Dazu ein kurzes Gedankenspiel.

Bereits jetzt bewegen sich Autos halb­automatisiert. So sammeln Kraftfahrzeuge Daten, um die KI zum selbstfahrenden Auto auszubilden. Mercedes nennt diese Daten-Kollektion „deep learning“.

2035 soll es – spätestens – soweit sein: Selbstfahrende Autos rollen in vereinheitlichtem Tempo über die Straßen; sobald ein Tempolimit morgens im Bundestag beschlossen wird, erhält das System Nachmittags ein Update. Die Zahl der Unfälle sinkt, autonom fahrende Autos werden die Todesrate um 90 % senken, zu diesem Schluss kam optimistisch das IEEE World Forum on Internet of Things.

Wer aber programmiert selbstfahrende Autos auf welches Verhalten?

Situation: Ein Mädchen stolpert auf der Jagd nach einem Pokemon auf die Straße. Was tut das selbstfahrende Auto? Ausweichen? Da links ist eine Mauer, die wird den Besitzer des Wagens zum pflegebedürftigem Invaliden machen. Rechts ist eine Gruppe von Menschen. Der Bordcomputer weiß durch Gesichts­erkennung und Data Mining, dass die Frau eine schlechte Gesundheitsratifizierung hat und in zwei Jahren sterben wird, dass der Mann alleinerziehender Vater ist, der Besitzer des Wagens ist ein mittelalter Mann mit Hang zu Schnaps.

Wen töten, wen retten?
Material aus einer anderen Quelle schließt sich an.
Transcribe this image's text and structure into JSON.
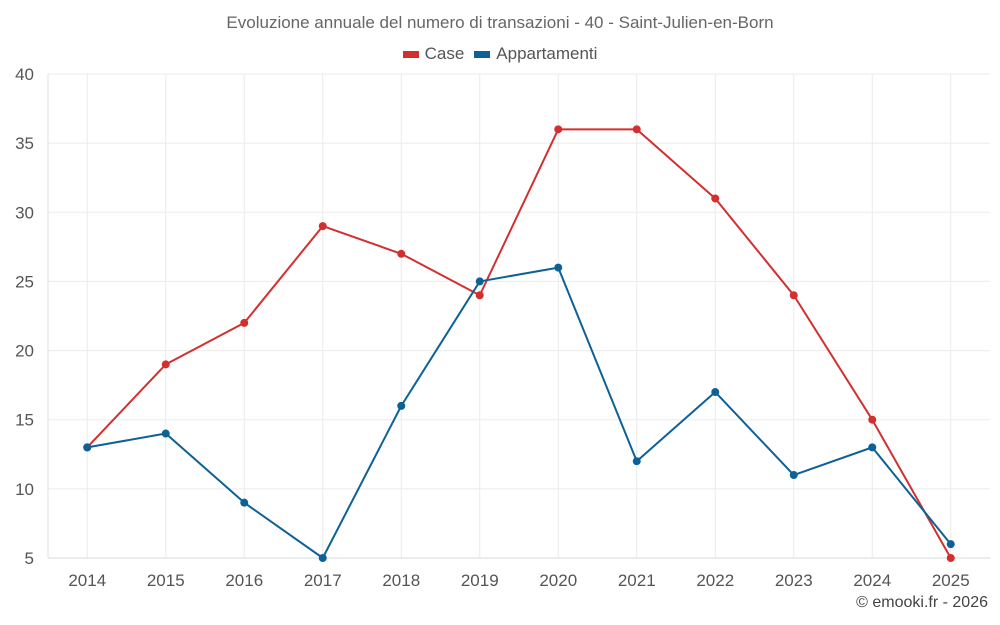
{
  "chart_data": {
    "type": "line",
    "title": "Evoluzione annuale del numero di transazioni - 40 - Saint-Julien-en-Born",
    "categories": [
      "2014",
      "2015",
      "2016",
      "2017",
      "2018",
      "2019",
      "2020",
      "2021",
      "2022",
      "2023",
      "2024",
      "2025"
    ],
    "series": [
      {
        "name": "Case",
        "color": "#d32f2f",
        "values": [
          13,
          19,
          22,
          29,
          27,
          24,
          36,
          36,
          31,
          24,
          15,
          5
        ]
      },
      {
        "name": "Appartamenti",
        "color": "#0d6196",
        "values": [
          13,
          14,
          9,
          5,
          16,
          25,
          26,
          12,
          17,
          11,
          13,
          6
        ]
      }
    ],
    "ylim": [
      5,
      40
    ],
    "yticks": [
      5,
      10,
      15,
      20,
      25,
      30,
      35,
      40
    ],
    "grid": true,
    "legend_position": "top-center",
    "xlabel": "",
    "ylabel": ""
  },
  "credit": "© emooki.fr - 2026"
}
Utilitarismus oder Pflichtethik, Mill oder Kant?

Das stolpernde Mädchen ist im Übrigen von dunkler Hautpigmentierung, und bereits jetzt ist erwiesen, dass die Software von selbstfahrenden Autos bei Menschen mit dunkler Hautfarbe öfter nicht ausweicht. Aber wer entscheidet über den Algorithmus, der über Leben und Tod entscheidet? Die Hausjuristin von Mercedes? Der Programmierer? Die Käuferin des Wagens, die anklicken kann: prosozial – antisozial? Soll der Staat entscheiden? Was ist, wenn der Staat 2035 von politischen Kräften gelenkt wird, die eine bestimmte Menschengruppe ablehnen? Die eine Volksabstimmung für eleganter halten, und die ergibt, dass alle über 70 Jahren über den Haufen gefahren werden, weil das Rentensystem auch nicht mehr funktioniert?

Heute morgen fragte ich Siri, was denn ihre Meinung zur Digitalisierung sei.

Die Künstliche Intelligenz aus der Apple-Werkstatt antwortete mir:

„Ich bin nicht so sehr politisch, sondern vielmehr poetisch.“

Vielleicht sollte man die Haltung der KI von morgen tatsächlich uns Poetinnen, Poeten und non-binären poetischen Menschen überlassen, ihre Werte zu bestimmen? Um ihren Wert für die Gesellschaft zu bemessen und ebenfalls nicht zu gering zu schätzen (!), und ihr jene Werte mitzugeben, die für eine integre Gesellschaft essentiell sind.

Falls dies ein anwesender IT-Ingenieur hört: wir sind bereit.


Impulsvortrag zur Diskussion "Künstliche Intelligenz - ein Wegweiser für die Kultur- und Buchbranche" auf der Leipziger Buchmesse.